A name change is afoot for Pirates Week.

The Caymanian Compass understands that the new Leader of Government Business McKeeva Bush made the decision recently.

Although Mr. Bush had not been reached for comment by press time, it is understood he had said a new name would be in line with local heritage and tradition.

Acting Director of Tourism Shomari Scott said, ‘The Department of Tourism will be meeting formally with the Ministry over the next few days to discuss all aspects of the festival formerly known as Pirates Week and we will be able to give an update on the name change and concept in the next two weeks.’

The Church community has long been against the association of pirates with the national festival.

Pastor William Peguero of Frank Sound Church of God said, ‘I feel tremendously well with the change. It’s something we endorse and have been looking for for quite some time, so we are delighted it is coming to pass.

‘We support the change of name and look forward to something more truly Caymanian,’ he said.

Speaking about the festival being associated with pirates, Mr. Peguero said, ‘If I call you ugly for long enough you are going to believe it . . . If we keep pushing things on kids they are going to act it out. . . It has a way of influencing the way you live.’

Mr. Peguero said that portraying the nation’s heritage is better, and something that many tourists have not been exposed to properly.

While some in the community are pleased with the decision, others are angry.

Mary Trumbach, daughter of the late Jim Bodden, the national hero who founded Pirates Week, is livid over the decision, both for personal reasons and for how she feels the decision will affect the incomes of people dependent on Pirates Week.

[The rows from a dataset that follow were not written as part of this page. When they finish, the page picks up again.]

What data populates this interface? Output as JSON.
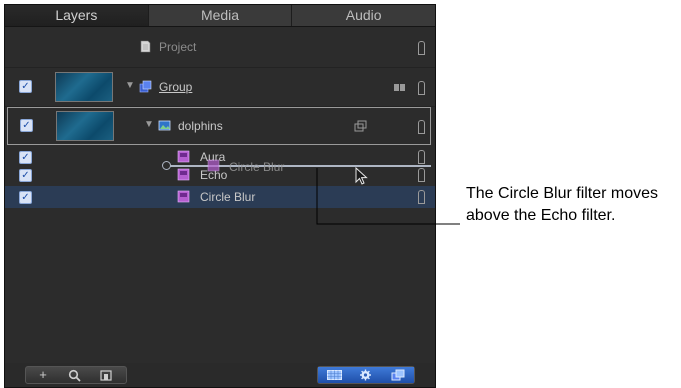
{
  "tabs": [
    "Layers",
    "Media",
    "Audio"
  ],
  "project": {
    "label": "Project"
  },
  "layers": {
    "group": {
      "label": "Group"
    },
    "dolphins": {
      "label": "dolphins"
    },
    "filters": [
      {
        "label": "Aura",
        "checked": true
      },
      {
        "label": "Echo",
        "checked": true
      },
      {
        "label": "Circle Blur",
        "checked": true,
        "selected": true
      }
    ]
  },
  "drag": {
    "label": "Circle Blur"
  },
  "bottom": {
    "left_buttons": [
      "+",
      "search-icon",
      "export-icon"
    ],
    "right_buttons": [
      "grid-icon",
      "gear-icon",
      "layers-icon"
    ]
  },
  "annotation": {
    "line1": "The Circle Blur filter moves",
    "line2": "above the Echo filter."
  },
  "colors": {
    "panel": "#2c2c2c",
    "selected_row": "#2b3c55",
    "accent": "#3f7ad8"
  }
}
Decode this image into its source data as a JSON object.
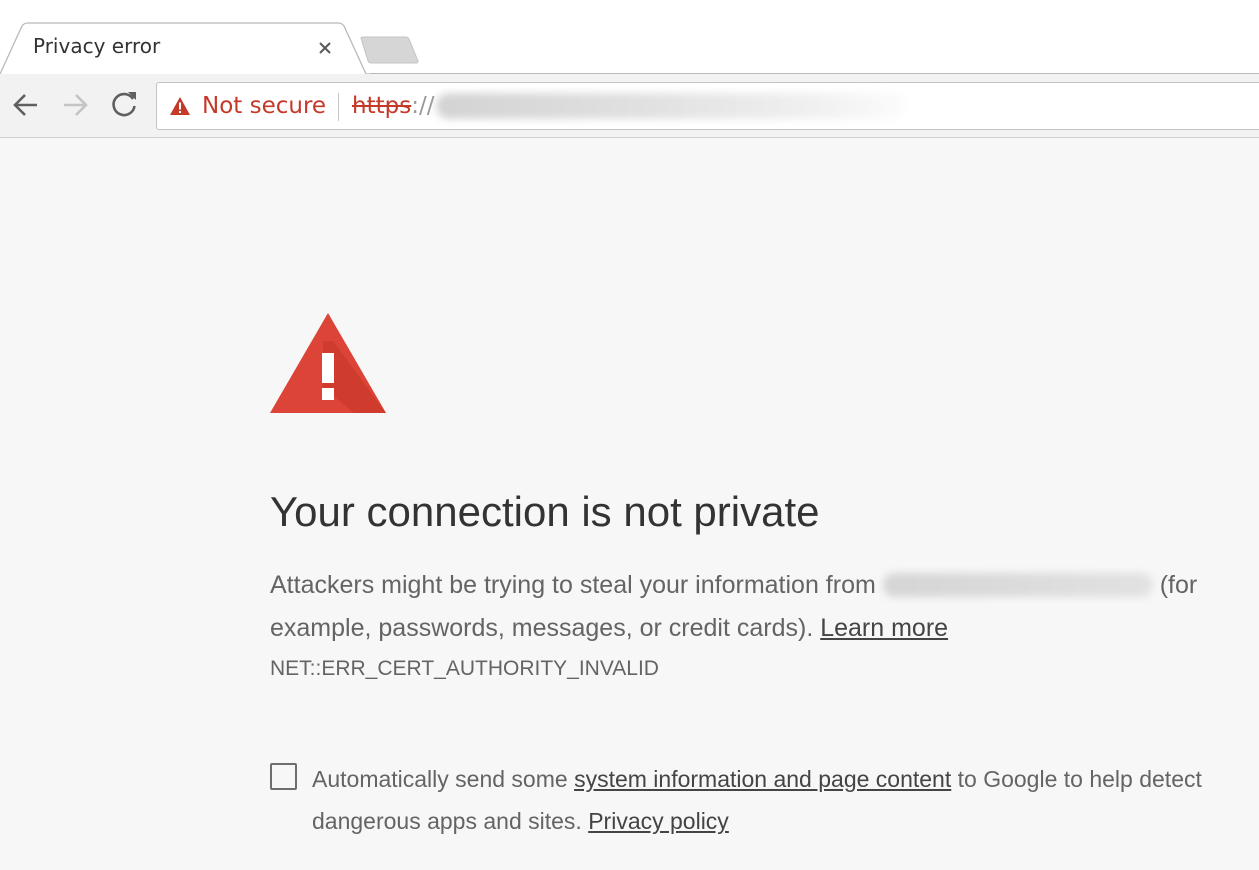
{
  "tab": {
    "title": "Privacy error",
    "close_icon": "close-icon",
    "new_tab_icon": "new-tab-icon"
  },
  "toolbar": {
    "back_icon": "back-arrow-icon",
    "forward_icon": "forward-arrow-icon",
    "reload_icon": "reload-icon",
    "security_label": "Not secure",
    "security_icon": "warning-triangle-icon",
    "url_scheme": "https",
    "url_separator": "://"
  },
  "page": {
    "icon": "warning-triangle-icon",
    "heading": "Your connection is not private",
    "explanation_before": "Attackers might be trying to steal your information from",
    "explanation_after": "(for example, passwords, messages, or credit cards).",
    "learn_more": "Learn more",
    "error_code": "NET::ERR_CERT_AUTHORITY_INVALID",
    "optin_before": "Automatically send some",
    "optin_link": "system information and page content",
    "optin_middle": "to Google to help detect dangerous apps and sites.",
    "privacy_link": "Privacy policy"
  },
  "colors": {
    "danger": "#c53929",
    "warning_icon": "#db4437",
    "page_background": "#f7f7f7",
    "body_text": "#646464"
  }
}
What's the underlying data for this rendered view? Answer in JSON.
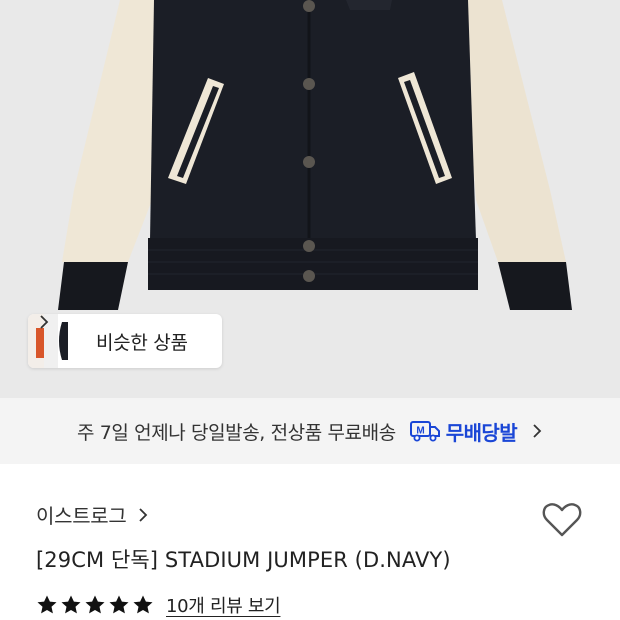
{
  "similar": {
    "label": "비슷한 상품",
    "icon": "chevron-right-icon"
  },
  "shipping_banner": {
    "text": "주 7일 언제나 당일발송, 전상품 무료배송",
    "badge_label": "무배당발",
    "badge_icon": "truck-icon",
    "badge_color": "#1a46d6"
  },
  "product": {
    "brand": "이스트로그",
    "title": "[29CM 단독] STADIUM JUMPER (D.NAVY)",
    "rating": 5,
    "rating_max": 5,
    "review_link": "10개 리뷰 보기"
  },
  "colors": {
    "jacket_body": "#1b1e26",
    "jacket_sleeve": "#efe7d6",
    "background": "#e9e9e9",
    "banner_bg": "#f4f4f4"
  }
}
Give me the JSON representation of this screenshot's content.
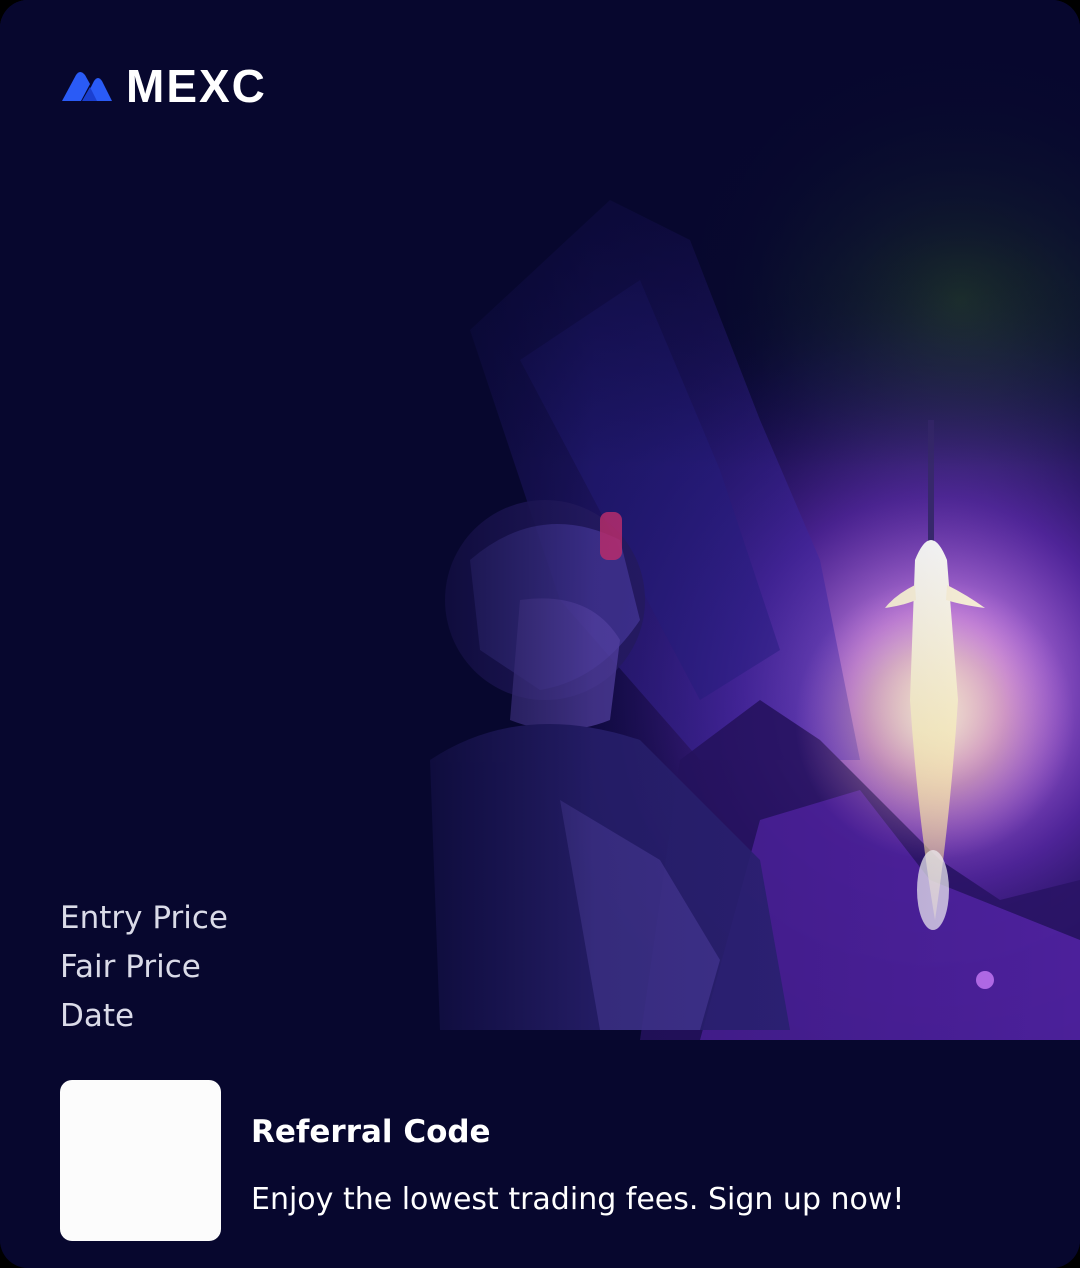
{
  "brand": {
    "name": "MEXC",
    "accent": "#2a5bf6"
  },
  "stats": [
    {
      "label": "Entry Price",
      "value": ""
    },
    {
      "label": "Fair Price",
      "value": ""
    },
    {
      "label": "Date",
      "value": ""
    }
  ],
  "referral": {
    "title": "Referral Code",
    "tagline": "Enjoy the lowest trading fees. Sign up now!"
  },
  "icons": {
    "logo": "mexc-logo-icon",
    "qr": "qr-code-icon"
  },
  "colors": {
    "background": "#07072e",
    "glow": "#b070ff",
    "rocket": "#fff6dc"
  }
}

‘I’m extremely annoyed,’ she stated.

She explained that her father started the festival over 30 years ago, having been approached by local businesses and hoteliers about doing something for the slower period of tourist season.

She said Pirates Week has been extremely successful year after year and it has helped out local businesses, especially smaller vendors.

‘Changing the name is an insult to my father’s memory and to me and my family,’ she said.

‘They are just in office, why are they changing things so radically and so quickly?’ she asked. ‘They need to get feedback from the public on this sort of thing before they just decide.’

Ms Trumbach said that the tourists visit for the very reason that it is Pirates Week – a light-hearted festival.

‘I consider myself a Christian and I see nothing wrong with this festival,’ she said. ‘It’s also termed ‘Heritage Week’.’

She added that the festival has always been family oriented.

‘If they change the name, who is going to come to a cultural week? Tourism will suffer and the vendors will suffer. The worldwide economy is down so why change the name now?’

‘We’ve been successful for 30 odd years in the way we market ourselves so why change a good thing?’

Ms Trumbach said her phone has been ringing off the hook with people complaining.

‘I will be making a public issue over this. I’m very upset over this.’

Pirates’ Week was started in 1977 to give a boost to Cayman’s tourism industry during the off-season and has traditionally taken place in the last week of October.

In 2006, because of rainy disruptions over previous years, the festival was moved a few weeks down in the calendar, into November.